When Android head Sundar Pichai told attendees to grab "cardboard" when they left the Google IO keynote earlier today, we here at TechRadar asked one another what in the heck he was talking about. A piece of cardboard? Cool schwag, Google...
Turns out Pichai was referring to Cardboard, a very basic virtual reality viewer the search giant developed in-house. Some folding, gluing and inserting of smartphones is required on your part, but once you do this, Cardboard comes to life as Google's first VR peeper.
Cardboard is described as a "no frills enclosure that transforms a phone into a basic VR headset" on the project's Google Developers page.
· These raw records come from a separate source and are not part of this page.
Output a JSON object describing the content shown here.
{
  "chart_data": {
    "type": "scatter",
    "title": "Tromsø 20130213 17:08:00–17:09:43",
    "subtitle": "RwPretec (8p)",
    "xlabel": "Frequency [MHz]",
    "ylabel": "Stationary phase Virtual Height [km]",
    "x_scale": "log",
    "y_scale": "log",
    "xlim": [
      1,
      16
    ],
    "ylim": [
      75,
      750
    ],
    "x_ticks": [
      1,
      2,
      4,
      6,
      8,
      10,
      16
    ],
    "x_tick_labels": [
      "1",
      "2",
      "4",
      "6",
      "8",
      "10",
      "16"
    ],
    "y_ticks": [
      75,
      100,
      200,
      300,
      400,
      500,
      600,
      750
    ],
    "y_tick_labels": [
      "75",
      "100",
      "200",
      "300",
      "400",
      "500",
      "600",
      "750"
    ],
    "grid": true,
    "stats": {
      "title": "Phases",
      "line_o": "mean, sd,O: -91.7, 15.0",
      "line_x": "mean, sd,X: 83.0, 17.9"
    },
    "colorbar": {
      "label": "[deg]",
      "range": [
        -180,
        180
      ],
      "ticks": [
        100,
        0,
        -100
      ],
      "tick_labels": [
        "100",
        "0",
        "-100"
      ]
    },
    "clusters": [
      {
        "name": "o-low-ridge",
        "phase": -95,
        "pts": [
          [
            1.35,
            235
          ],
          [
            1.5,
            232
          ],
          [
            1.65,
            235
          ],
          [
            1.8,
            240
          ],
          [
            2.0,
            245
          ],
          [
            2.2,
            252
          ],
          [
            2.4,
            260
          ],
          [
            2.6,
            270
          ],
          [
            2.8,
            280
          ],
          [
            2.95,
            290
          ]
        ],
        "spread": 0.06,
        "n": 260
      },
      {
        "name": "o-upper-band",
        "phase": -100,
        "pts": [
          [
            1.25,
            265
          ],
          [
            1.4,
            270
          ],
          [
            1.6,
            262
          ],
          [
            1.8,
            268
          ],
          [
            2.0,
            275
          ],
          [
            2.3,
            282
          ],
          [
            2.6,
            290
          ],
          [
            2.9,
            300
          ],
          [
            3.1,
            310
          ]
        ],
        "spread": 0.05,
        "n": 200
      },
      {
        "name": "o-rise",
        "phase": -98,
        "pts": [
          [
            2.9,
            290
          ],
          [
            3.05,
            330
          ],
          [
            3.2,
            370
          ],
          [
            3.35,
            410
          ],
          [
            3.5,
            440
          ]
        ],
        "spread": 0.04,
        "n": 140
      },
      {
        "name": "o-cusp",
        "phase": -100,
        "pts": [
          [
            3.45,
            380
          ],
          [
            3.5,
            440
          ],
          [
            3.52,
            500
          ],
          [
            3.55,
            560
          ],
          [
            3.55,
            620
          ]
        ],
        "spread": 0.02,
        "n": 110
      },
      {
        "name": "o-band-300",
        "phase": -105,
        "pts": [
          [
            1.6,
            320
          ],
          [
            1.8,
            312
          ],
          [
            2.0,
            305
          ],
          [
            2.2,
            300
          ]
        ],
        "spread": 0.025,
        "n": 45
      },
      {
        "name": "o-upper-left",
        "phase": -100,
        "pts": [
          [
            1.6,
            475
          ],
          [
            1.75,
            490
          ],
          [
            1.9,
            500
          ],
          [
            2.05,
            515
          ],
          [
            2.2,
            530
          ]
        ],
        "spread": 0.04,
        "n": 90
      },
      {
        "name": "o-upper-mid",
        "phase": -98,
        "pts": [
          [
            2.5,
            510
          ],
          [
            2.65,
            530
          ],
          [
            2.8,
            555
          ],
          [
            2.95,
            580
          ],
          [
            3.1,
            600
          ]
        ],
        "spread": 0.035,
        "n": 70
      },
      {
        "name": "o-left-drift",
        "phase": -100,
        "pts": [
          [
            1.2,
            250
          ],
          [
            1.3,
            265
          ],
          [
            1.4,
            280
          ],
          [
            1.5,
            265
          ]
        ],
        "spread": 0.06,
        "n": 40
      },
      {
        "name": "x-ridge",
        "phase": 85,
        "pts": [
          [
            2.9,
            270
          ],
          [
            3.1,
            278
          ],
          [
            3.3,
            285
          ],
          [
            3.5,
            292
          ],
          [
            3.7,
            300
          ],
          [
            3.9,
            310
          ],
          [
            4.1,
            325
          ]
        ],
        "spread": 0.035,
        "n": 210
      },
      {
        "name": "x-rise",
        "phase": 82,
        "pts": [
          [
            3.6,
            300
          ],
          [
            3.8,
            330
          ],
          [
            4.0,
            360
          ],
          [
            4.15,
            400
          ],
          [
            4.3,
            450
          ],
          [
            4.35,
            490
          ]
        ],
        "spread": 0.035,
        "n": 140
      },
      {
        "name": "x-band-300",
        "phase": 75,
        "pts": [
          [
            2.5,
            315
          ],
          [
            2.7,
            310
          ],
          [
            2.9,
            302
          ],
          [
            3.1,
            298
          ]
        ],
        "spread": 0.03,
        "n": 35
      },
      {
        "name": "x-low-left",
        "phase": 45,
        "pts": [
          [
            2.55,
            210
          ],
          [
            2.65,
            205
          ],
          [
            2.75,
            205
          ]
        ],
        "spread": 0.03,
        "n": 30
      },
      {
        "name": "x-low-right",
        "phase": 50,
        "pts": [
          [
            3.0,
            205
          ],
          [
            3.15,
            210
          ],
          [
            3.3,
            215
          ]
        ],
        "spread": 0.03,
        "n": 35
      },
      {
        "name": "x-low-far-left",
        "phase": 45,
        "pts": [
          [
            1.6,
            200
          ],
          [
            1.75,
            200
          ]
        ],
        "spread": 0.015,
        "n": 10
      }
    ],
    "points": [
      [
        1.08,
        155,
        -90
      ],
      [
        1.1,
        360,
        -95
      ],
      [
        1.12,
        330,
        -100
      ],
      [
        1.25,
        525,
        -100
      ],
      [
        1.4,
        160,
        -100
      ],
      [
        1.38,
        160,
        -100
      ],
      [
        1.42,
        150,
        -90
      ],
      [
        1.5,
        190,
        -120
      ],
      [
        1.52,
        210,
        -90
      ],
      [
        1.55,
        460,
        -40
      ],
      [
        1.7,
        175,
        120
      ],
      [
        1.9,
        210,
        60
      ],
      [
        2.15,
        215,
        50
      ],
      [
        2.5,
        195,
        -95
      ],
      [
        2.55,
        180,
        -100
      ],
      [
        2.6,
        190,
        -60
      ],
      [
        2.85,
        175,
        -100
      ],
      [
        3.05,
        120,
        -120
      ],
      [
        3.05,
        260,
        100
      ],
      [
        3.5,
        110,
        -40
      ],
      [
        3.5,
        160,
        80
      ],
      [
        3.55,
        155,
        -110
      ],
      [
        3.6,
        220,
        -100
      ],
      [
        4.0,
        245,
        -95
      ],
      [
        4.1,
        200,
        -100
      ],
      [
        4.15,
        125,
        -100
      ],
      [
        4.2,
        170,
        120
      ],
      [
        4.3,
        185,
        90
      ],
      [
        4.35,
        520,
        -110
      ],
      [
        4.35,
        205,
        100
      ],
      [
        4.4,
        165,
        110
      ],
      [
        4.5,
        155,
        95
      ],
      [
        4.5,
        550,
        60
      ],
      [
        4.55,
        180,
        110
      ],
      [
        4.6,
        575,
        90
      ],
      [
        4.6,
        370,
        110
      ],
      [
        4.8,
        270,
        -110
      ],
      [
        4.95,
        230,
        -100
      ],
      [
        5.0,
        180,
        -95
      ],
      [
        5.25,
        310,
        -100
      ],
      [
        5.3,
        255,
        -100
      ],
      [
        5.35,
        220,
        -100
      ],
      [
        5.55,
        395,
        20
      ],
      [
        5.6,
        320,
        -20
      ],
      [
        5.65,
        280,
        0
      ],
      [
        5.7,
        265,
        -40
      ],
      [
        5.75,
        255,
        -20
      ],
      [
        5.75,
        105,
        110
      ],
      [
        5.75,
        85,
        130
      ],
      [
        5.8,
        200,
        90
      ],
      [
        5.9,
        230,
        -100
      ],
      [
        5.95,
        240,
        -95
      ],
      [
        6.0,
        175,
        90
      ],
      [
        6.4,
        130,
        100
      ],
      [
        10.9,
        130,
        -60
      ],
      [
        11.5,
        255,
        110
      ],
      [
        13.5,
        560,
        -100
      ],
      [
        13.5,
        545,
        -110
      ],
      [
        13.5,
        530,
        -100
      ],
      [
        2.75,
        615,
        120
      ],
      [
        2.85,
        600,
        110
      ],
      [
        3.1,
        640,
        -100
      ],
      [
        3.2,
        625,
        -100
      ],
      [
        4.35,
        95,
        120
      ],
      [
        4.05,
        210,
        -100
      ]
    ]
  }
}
Since it was announced during a developers conference and all, Google is also launching an open software toolkit to make writing for VR as simple as creating an app for a phone or tablet.
From the looks of it, Cardboard is all about breaking down barriers to VR development and access. Perhaps jibing at Oculus Rift, Google wrote that despite it's growing buzz, "developing for VR still requires expensive, specialized hardware."
Update: We asked Oculus for its take on Cardboard and were told the company doesn't have a comment as it hasn't seen it yet.
Here's the interesting thing about Cardboard: you can make one on your own.
It's a project seemingly built for anyone who reveled in elementary school science fairs; all you need is some corrugated cardboard (pizza boxes work), lenses, magnets, Velcro, and a rubber band. An NFC tag is optional, though it is needed to launch the Cardboard app automatically. You'll need an Android phone with Android 4.2 or above, too.
Google included links to where these items can be purchased, the specifications needed for each, printable blueprints and downloadable instructions. Grab a ruler, glue and scissors/X-acto knife or access to a laser cutter, and you're off to the races.
Once you've placed your phone inside the headset and downloaded the app, you'll have access to a handful of demos, including a Google Earth fly over, a drive through Paris and YouTube video viewing.
The magnets are used to click within demos, but since some phones won't recognize them, copper tape works as well.
It's all pretty simple, but one intriguing wrinkle is that with Google asking developers to create VR experiences, it's more than likely the company is developing its own VR headset for consumers, or working on ways to incorporate VR into Google Glass.